Each pod Comes with a
20 Year Warranty


About Us

Underground Pods was founded by Darren Wilks.  Darren has over 35 years experience in the construction industry, specialising in basement and underground structures, for the past 25 years.

The concept of the underground pods came about in 2017. Since then, the company has researched the product and materials in-depth.  We strongly believe in supplying an eco-friendly, renewable, cost effective, modern, water- tight living space.

We are based in the heart of Yorkshire and all our pods are manufactured in gods own county.

100% recyclable

Each underground pod is 100% recyclable.

100% fire retardant

Each Underground Pod is 100% fire retardant for your safety.

100% made in the UK

Each Basement Pod is developed and made in Yorkshire, UK.

About Our Basement Pods


When comparing the strength of two very different materials such as plastic and metal, we compare them using a strength-to-weight ratio. This means that their strength is determined by their mass, the use of the material, and the resistance.

Historically, metal was always seen as the superior material when it comes to strength and this is for good reason – metal is an incredibly strong material. However, recently plastic has been gaining recognition in this category. Plastic is a much lighter material and can be extremely strong for the intended use comparing pound to pound.

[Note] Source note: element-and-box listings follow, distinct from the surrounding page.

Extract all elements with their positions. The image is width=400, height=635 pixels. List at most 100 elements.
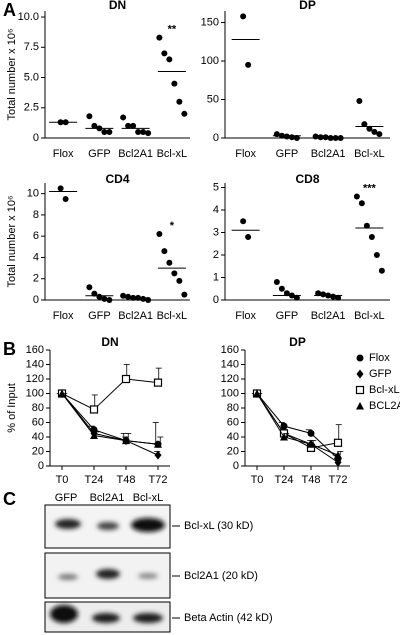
dot — [368, 234, 375, 240]
marker — [58, 389, 66, 397]
x-tick-label: GFP — [276, 148, 299, 160]
dot — [130, 122, 137, 129]
legend-label: Flox — [369, 352, 390, 364]
dot — [358, 200, 365, 207]
x-tick-label: Bcl-xL — [354, 310, 385, 322]
series-line — [256, 393, 339, 463]
dot — [101, 128, 108, 135]
chart-title: DN — [101, 335, 118, 349]
dot — [288, 134, 295, 141]
dot — [161, 50, 168, 57]
y-tick-label: 40 — [32, 431, 44, 443]
chart-title: CD4 — [105, 172, 129, 186]
band-label: Bcl-xL (30 kD) — [184, 520, 253, 532]
series-line — [256, 393, 339, 460]
x-tick-label: Bcl-xL — [354, 148, 385, 160]
y-tick-label: 100 — [26, 387, 44, 399]
dot — [240, 218, 247, 225]
marker — [153, 378, 163, 387]
legend-label: GFP — [369, 368, 392, 380]
y-tick-label: 0 — [233, 460, 239, 472]
x-tick-label: Flox — [53, 310, 74, 322]
x-tick-label: Flox — [53, 148, 74, 160]
y-tick-label: 40 — [227, 431, 239, 443]
marker — [121, 374, 131, 384]
marker — [334, 451, 342, 459]
dot — [145, 297, 152, 303]
dot — [135, 128, 142, 135]
legend-marker — [356, 354, 364, 362]
x-tick-label: Bcl-xL — [157, 310, 188, 322]
y-tick-label: 2.5 — [24, 102, 39, 114]
dot — [335, 294, 342, 301]
y-tick-label: 4 — [213, 204, 219, 216]
panel-label: A — [3, 0, 16, 20]
series-line — [61, 393, 159, 445]
y-tick-label: 20 — [32, 445, 44, 457]
y-tick-label: 120 — [26, 373, 44, 385]
legend-marker — [356, 402, 364, 410]
annotation: ** — [168, 24, 177, 36]
dot — [330, 293, 337, 300]
y-tick-label: 5 — [213, 181, 219, 193]
dot — [101, 295, 108, 302]
dot — [86, 284, 93, 291]
y-tick-label: 50 — [207, 93, 219, 105]
marker — [334, 457, 342, 467]
annotation: *** — [363, 182, 377, 194]
x-tick-label: Bcl2A1 — [311, 310, 346, 322]
x-tick-label: Flox — [235, 310, 256, 322]
marker — [253, 389, 261, 397]
band-label: Beta Actin (42 kD) — [184, 612, 273, 624]
marker — [307, 440, 315, 448]
dot — [91, 122, 98, 129]
legend-marker — [355, 385, 365, 395]
dot — [166, 56, 173, 63]
series-line — [256, 393, 339, 456]
chart-title: DN — [109, 0, 126, 12]
dot — [278, 285, 285, 292]
legend-label: BCL2A1 — [369, 400, 400, 412]
dot — [245, 61, 252, 68]
dot — [353, 193, 360, 200]
dot — [320, 291, 327, 298]
x-tick-label: T24 — [275, 474, 294, 486]
y-tick-label: 150 — [201, 16, 219, 28]
chart-title: CD8 — [295, 172, 319, 186]
dot — [366, 125, 373, 132]
x-tick-label: Bcl2A1 — [118, 148, 153, 160]
dot — [181, 291, 188, 298]
x-tick-label: Flox — [235, 148, 256, 160]
dot — [120, 114, 127, 121]
x-tick-label: Bcl-xL — [157, 148, 188, 160]
x-tick-label: GFP — [88, 148, 111, 160]
dot — [140, 295, 147, 302]
x-tick-label: T0 — [251, 474, 264, 486]
y-axis-label: Total number x 10⁶ — [6, 196, 18, 288]
y-tick-label: 140 — [26, 358, 44, 370]
panel-label: C — [3, 489, 16, 509]
dot — [315, 290, 322, 297]
y-tick-label: 100 — [221, 387, 239, 399]
dot — [166, 259, 173, 266]
y-tick-label: 0 — [33, 132, 39, 144]
marker — [90, 431, 98, 440]
dot — [283, 290, 290, 297]
y-tick-label: 8 — [33, 209, 39, 221]
dot — [120, 292, 127, 299]
dot — [245, 234, 252, 240]
dot — [240, 13, 247, 20]
marker — [333, 438, 343, 447]
dot — [106, 297, 113, 303]
y-tick-label: 0 — [33, 294, 39, 306]
dot — [332, 135, 339, 141]
chart-title: DP — [299, 0, 316, 12]
y-tick-label: 6 — [33, 230, 39, 242]
dot — [161, 248, 168, 255]
dot — [363, 222, 370, 229]
lane-label: Bcl2A1 — [90, 492, 125, 504]
dot — [86, 113, 93, 120]
dot — [293, 294, 300, 301]
dot — [181, 110, 188, 117]
x-tick-label: Bcl2A1 — [311, 148, 346, 160]
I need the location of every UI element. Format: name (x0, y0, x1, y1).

Flame retardant plastic additives are compounds added to plastics and other materials to inhibit, suppress or delay combustion. These compounds are useful in impending burning in the ignition phase of the fire. They do not prevent charring or melting nor do they increase the heat resistance of a material

Plastic vs Metal

Plastic versus metal is an age-old debate that we’re sure you have heard over the years – both materials are great and have fantastic individual uses, but which material is better?

Plastic is far less likely to fall prey to things like rusting and oxidation when compared to metal fabrication. Plastic has a very low melting point and is highly malleable compared to the fabrication of other materials. As such, plastic can easily be formed into both basic and more complex shapes with little to no effort.

Though the results of plastic fabrication greatly depend on the unique characteristics of the type of plastic used (acrylic, Plexiglas, nylon, etc.), the process itself has many advantages, which include:

Ease of forming: Due to its low melting point and high malleability compared to other materials, plastic can be formed into basic and complex geometries with relative ease.
Reduced finishing: Unlike most metals, plastics can be coloured prior to fabrication, eliminating the need for certain post-treatment processes, such as painting.
Faster production: Plastic fabrication often involves quick cycle times and fast turnover rates.
Lighter weight: Plastics typically weigh less than metals of comparable dimensions.
Chemical resistance: Plastics are generally less susceptible to damage from chemicals or chemical reactions, such as oxidation or rusting, than metals.

The Process

Hot gas welding is a fabrication process for thermoplastic materials. The process, invented in the mid 20 th century, uses a stream of heated gas, usually air, to heat and melt both the thermoplastic substrate material and the thermoplastic welding rod. The substrate and the rod fuse to produce a weld to ensure welding takes place, adequate temperature and pressure must be applied to the rod, along with the use of the correct welding speed and gun position.

Welding parameters
There are four main welding parameters in the hot gas welding process:

  • temperature
  • pressure
  • welding speed
  • and gun position

The process is all manual so it is imperative, that we ensure all of our fabricators, are qualified and trained to a high level.  We have a strict process, of checking each stage to guarantee that all four parameters, are correct and controlled. Temperature is the most important of the four parameters since the temperature at the interface between the rod and the substrate is not only controlled by the setting on the gun, but also by the gun travel speed and the gun position with respect to the substrate.

Typically, the temperature for welding is set between 80 and 100°C above the melting point of the material being welded. The gun travel speed is normally between 0.1 and 0.3m/min, again, depending upon the material being welded.

The welding pressure is applied via the toe of the welding nozzle and is achieved by holding the welding gun grip firmly and pushing down into the weld. For round nozzle welding, pressure is applied manually from the welding rod.

Plastic welding is an art form in itself.  Hot air plastic welding and extrusion welding is a technique used to join thermoplastics and composites. The process involves using a welding machine, which heats and melts a plastic filler material, while simultaneously heating the base material to be welded. The pressurised molten filler plastic is extruded from the machine, onto the surface of the base material. The two molten plastics (the filler and the base material) are allowed to cool, to form a permanent bond.